Film, Bailey’nin yaşamadığı hayatı bize sunar. Bailey’nin küçükken hayatını kurtardığı arkadaşı hayatını kaybeder. Bailey’nin âşık olup evlendiği kadın, bir başkasıyla mutsuz bir hayat yaşar. Daha da fazlası, Bailey’nin yaptığı küçük ve büyük dokunuşlarla değişen birçok hayat yok olur. Kendini insanlara adamış, yardımsever Bailey’nin yokluğu aslında korkunçtur. Bailey pişmanlık yaşar ve tekrar dünyaya dönmek istediğini söyler. Melek kabul eder ve yılbaşı gecesine geri dönülür. Bunun üzerine filmde şu replik geçer:


"Garip değil mi? Bir insanın hayatı birçoklarının hayatını etkiliyor. O olmayınca çevresinde kocaman bir boşluk kalıyor."


Çok güzel değil mi? Aslında bakarsan, her yılbaşı gecesi izlenebilecek bir film olduğunu düşünüyorum. Filmin adını merak ettiğini fark ettim. Filmin adı: It’s A Wonderful Life. Mutlaka izle, olur mu? Birçok spoiler verdim ama izlenmeye değer. Pişman olmayacağından eminim.

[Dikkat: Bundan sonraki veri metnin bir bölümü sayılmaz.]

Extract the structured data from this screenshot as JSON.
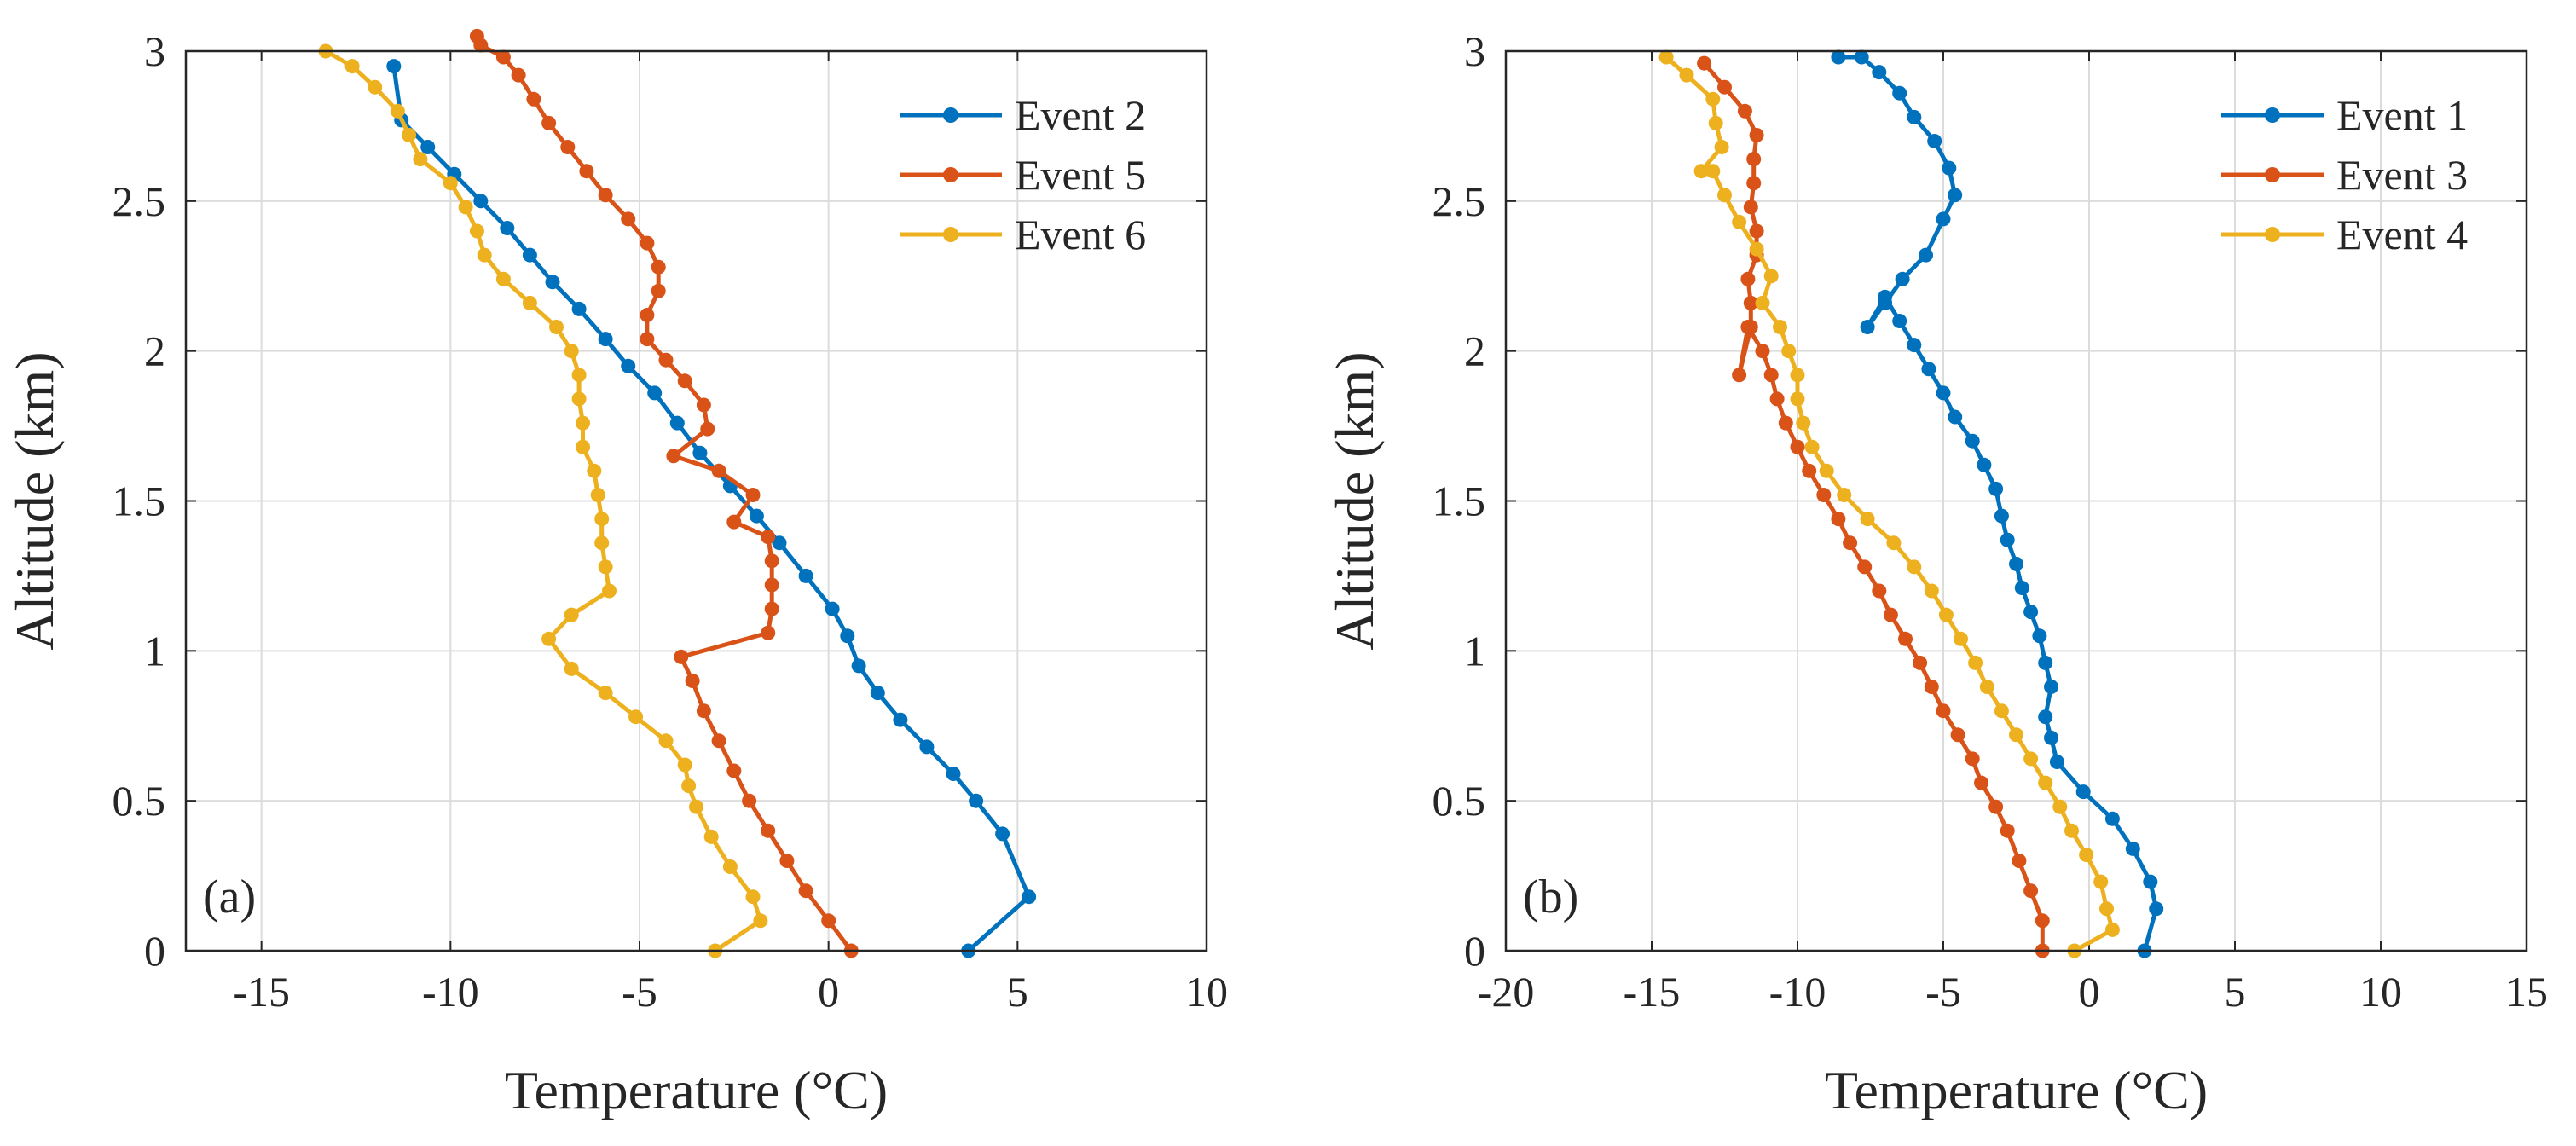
{
  "chart_data": [
    {
      "type": "line",
      "panel_label": "(a)",
      "xlabel": "Temperature (°C)",
      "ylabel": "Altitude (km)",
      "xlim": [
        -17,
        10
      ],
      "ylim": [
        0,
        3
      ],
      "xticks": [
        -15,
        -10,
        -5,
        0,
        5,
        10
      ],
      "xtick_labels": [
        "-15",
        "-10",
        "-5",
        "0",
        "5",
        "10"
      ],
      "yticks": [
        0,
        0.5,
        1,
        1.5,
        2,
        2.5,
        3
      ],
      "ytick_labels": [
        "0",
        "0.5",
        "1",
        "1.5",
        "2",
        "2.5",
        "3"
      ],
      "grid": true,
      "legend_position": "top-right",
      "series": [
        {
          "name": "Event 2",
          "color": "#0072BD",
          "x": [
            3.7,
            5.3,
            4.6,
            3.9,
            3.3,
            2.6,
            1.9,
            1.3,
            0.8,
            0.5,
            0.1,
            -0.6,
            -1.3,
            -1.9,
            -2.6,
            -3.4,
            -4.0,
            -4.6,
            -5.3,
            -5.9,
            -6.6,
            -7.3,
            -7.9,
            -8.5,
            -9.2,
            -9.9,
            -10.6,
            -11.3,
            -11.5
          ],
          "y": [
            0,
            0.18,
            0.39,
            0.5,
            0.59,
            0.68,
            0.77,
            0.86,
            0.95,
            1.05,
            1.14,
            1.25,
            1.36,
            1.45,
            1.55,
            1.66,
            1.76,
            1.86,
            1.95,
            2.04,
            2.14,
            2.23,
            2.32,
            2.41,
            2.5,
            2.59,
            2.68,
            2.77,
            2.95
          ]
        },
        {
          "name": "Event 5",
          "color": "#D95319",
          "x": [
            0.6,
            0.0,
            -0.6,
            -1.1,
            -1.6,
            -2.1,
            -2.5,
            -2.9,
            -3.3,
            -3.6,
            -3.9,
            -1.6,
            -1.5,
            -1.5,
            -1.5,
            -1.6,
            -2.5,
            -2.0,
            -2.9,
            -4.1,
            -3.2,
            -3.3,
            -3.8,
            -4.3,
            -4.8,
            -4.8,
            -4.5,
            -4.5,
            -4.8,
            -5.3,
            -5.9,
            -6.4,
            -6.9,
            -7.4,
            -7.8,
            -8.2,
            -8.6,
            -9.2,
            -9.3
          ],
          "y": [
            0,
            0.1,
            0.2,
            0.3,
            0.4,
            0.5,
            0.6,
            0.7,
            0.8,
            0.9,
            0.98,
            1.06,
            1.14,
            1.22,
            1.3,
            1.38,
            1.43,
            1.52,
            1.6,
            1.65,
            1.74,
            1.82,
            1.9,
            1.97,
            2.04,
            2.12,
            2.2,
            2.28,
            2.36,
            2.44,
            2.52,
            2.6,
            2.68,
            2.76,
            2.84,
            2.92,
            2.98,
            3.02,
            3.05
          ]
        },
        {
          "name": "Event 6",
          "color": "#EDB120",
          "x": [
            -3.0,
            -1.8,
            -2.0,
            -2.6,
            -3.1,
            -3.5,
            -3.7,
            -3.8,
            -4.3,
            -5.1,
            -5.9,
            -6.8,
            -7.4,
            -6.8,
            -5.8,
            -5.9,
            -6.0,
            -6.0,
            -6.1,
            -6.2,
            -6.5,
            -6.5,
            -6.6,
            -6.6,
            -6.8,
            -7.2,
            -7.9,
            -8.6,
            -9.1,
            -9.3,
            -9.6,
            -10.0,
            -10.8,
            -11.1,
            -11.4,
            -12.0,
            -12.6,
            -13.3
          ],
          "y": [
            0,
            0.1,
            0.18,
            0.28,
            0.38,
            0.48,
            0.55,
            0.62,
            0.7,
            0.78,
            0.86,
            0.94,
            1.04,
            1.12,
            1.2,
            1.28,
            1.36,
            1.44,
            1.52,
            1.6,
            1.68,
            1.76,
            1.84,
            1.92,
            2.0,
            2.08,
            2.16,
            2.24,
            2.32,
            2.4,
            2.48,
            2.56,
            2.64,
            2.72,
            2.8,
            2.88,
            2.95,
            3.0
          ]
        }
      ]
    },
    {
      "type": "line",
      "panel_label": "(b)",
      "xlabel": "Temperature (°C)",
      "ylabel": "Altitude (km)",
      "xlim": [
        -20,
        15
      ],
      "ylim": [
        0,
        3
      ],
      "xticks": [
        -20,
        -15,
        -10,
        -5,
        0,
        5,
        10,
        15
      ],
      "xtick_labels": [
        "-20",
        "-15",
        "-10",
        "-5",
        "0",
        "5",
        "10",
        "15"
      ],
      "yticks": [
        0,
        0.5,
        1,
        1.5,
        2,
        2.5,
        3
      ],
      "ytick_labels": [
        "0",
        "0.5",
        "1",
        "1.5",
        "2",
        "2.5",
        "3"
      ],
      "grid": true,
      "legend_position": "top-right",
      "series": [
        {
          "name": "Event 1",
          "color": "#0072BD",
          "x": [
            1.9,
            2.3,
            2.1,
            1.5,
            0.8,
            -0.2,
            -1.1,
            -1.3,
            -1.5,
            -1.3,
            -1.5,
            -1.7,
            -2.0,
            -2.3,
            -2.5,
            -2.8,
            -3.0,
            -3.2,
            -3.6,
            -4.0,
            -4.6,
            -5.0,
            -5.5,
            -6.0,
            -6.5,
            -7.0,
            -7.6,
            -7.0,
            -6.4,
            -5.6,
            -5.0,
            -4.6,
            -4.8,
            -5.3,
            -6.0,
            -6.5,
            -7.2,
            -7.8,
            -8.6
          ],
          "y": [
            0,
            0.14,
            0.23,
            0.34,
            0.44,
            0.53,
            0.63,
            0.71,
            0.78,
            0.88,
            0.96,
            1.05,
            1.13,
            1.21,
            1.29,
            1.37,
            1.45,
            1.54,
            1.62,
            1.7,
            1.78,
            1.86,
            1.94,
            2.02,
            2.1,
            2.18,
            2.08,
            2.16,
            2.24,
            2.32,
            2.44,
            2.52,
            2.61,
            2.7,
            2.78,
            2.86,
            2.93,
            2.98,
            2.98
          ]
        },
        {
          "name": "Event 3",
          "color": "#D95319",
          "x": [
            -1.6,
            -1.6,
            -2.0,
            -2.4,
            -2.8,
            -3.2,
            -3.7,
            -4.0,
            -4.5,
            -5.0,
            -5.4,
            -5.8,
            -6.3,
            -6.8,
            -7.2,
            -7.7,
            -8.2,
            -8.6,
            -9.1,
            -9.6,
            -10.0,
            -10.4,
            -10.7,
            -10.9,
            -11.2,
            -11.7,
            -12.0,
            -11.6,
            -11.6,
            -11.7,
            -11.4,
            -11.4,
            -11.6,
            -11.5,
            -11.5,
            -11.4,
            -11.8,
            -12.5,
            -13.2
          ],
          "y": [
            0,
            0.1,
            0.2,
            0.3,
            0.4,
            0.48,
            0.56,
            0.64,
            0.72,
            0.8,
            0.88,
            0.96,
            1.04,
            1.12,
            1.2,
            1.28,
            1.36,
            1.44,
            1.52,
            1.6,
            1.68,
            1.76,
            1.84,
            1.92,
            2.0,
            2.08,
            1.92,
            2.08,
            2.16,
            2.24,
            2.32,
            2.4,
            2.48,
            2.56,
            2.64,
            2.72,
            2.8,
            2.88,
            2.96
          ]
        },
        {
          "name": "Event 4",
          "color": "#EDB120",
          "x": [
            -0.5,
            0.8,
            0.6,
            0.4,
            -0.1,
            -0.6,
            -1.0,
            -1.5,
            -2.0,
            -2.5,
            -3.0,
            -3.5,
            -3.9,
            -4.4,
            -4.9,
            -5.4,
            -6.0,
            -6.7,
            -7.6,
            -8.4,
            -9.0,
            -9.5,
            -9.8,
            -10.0,
            -10.0,
            -10.3,
            -10.6,
            -11.2,
            -10.9,
            -11.4,
            -12.0,
            -12.5,
            -12.9,
            -13.3,
            -12.6,
            -12.8,
            -12.9,
            -13.8,
            -14.5
          ],
          "y": [
            0,
            0.07,
            0.14,
            0.23,
            0.32,
            0.4,
            0.48,
            0.56,
            0.64,
            0.72,
            0.8,
            0.88,
            0.96,
            1.04,
            1.12,
            1.2,
            1.28,
            1.36,
            1.44,
            1.52,
            1.6,
            1.68,
            1.76,
            1.84,
            1.92,
            2.0,
            2.08,
            2.16,
            2.25,
            2.34,
            2.43,
            2.52,
            2.6,
            2.6,
            2.68,
            2.76,
            2.84,
            2.92,
            2.98
          ]
        }
      ]
    }
  ]
}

Gelelim konumuza... Bir insanın hayatının değerini görebiliyor musun? Ne kadar büyüleyici...

(Ve sayın yazar, ben bu satırları yazarken sen bana bir şiir sundun. Bugünkü sohbetimize daha sonra geleceğim, yarım kalan yazımı bitireyim.)

Konu bağlamından kopmadan söylemeliyim ki, küsme insanlara, küsme bana. Sen çok değerlisin. Hayatına dokundukların için, çekilme mağarana.



Evet, bugünkü sohbetimize gelecek olursam, sanırım okuyorsun. Evet, evet, okuyorsun. Sahi, nereden aklına geldi? İtiraf etmem gerekirse, çok heyecanlıyım. Ben şiirimi okumaya gidiyorum. Ah, şu bilge bakışın, bilge gülüşün yok mu! Böyle devam ederse, beni şair, seni şiir yapacak, sayın yazar!


İyi geceler, tatlı rüyalar. Okuyucun seni bekliyor olacak!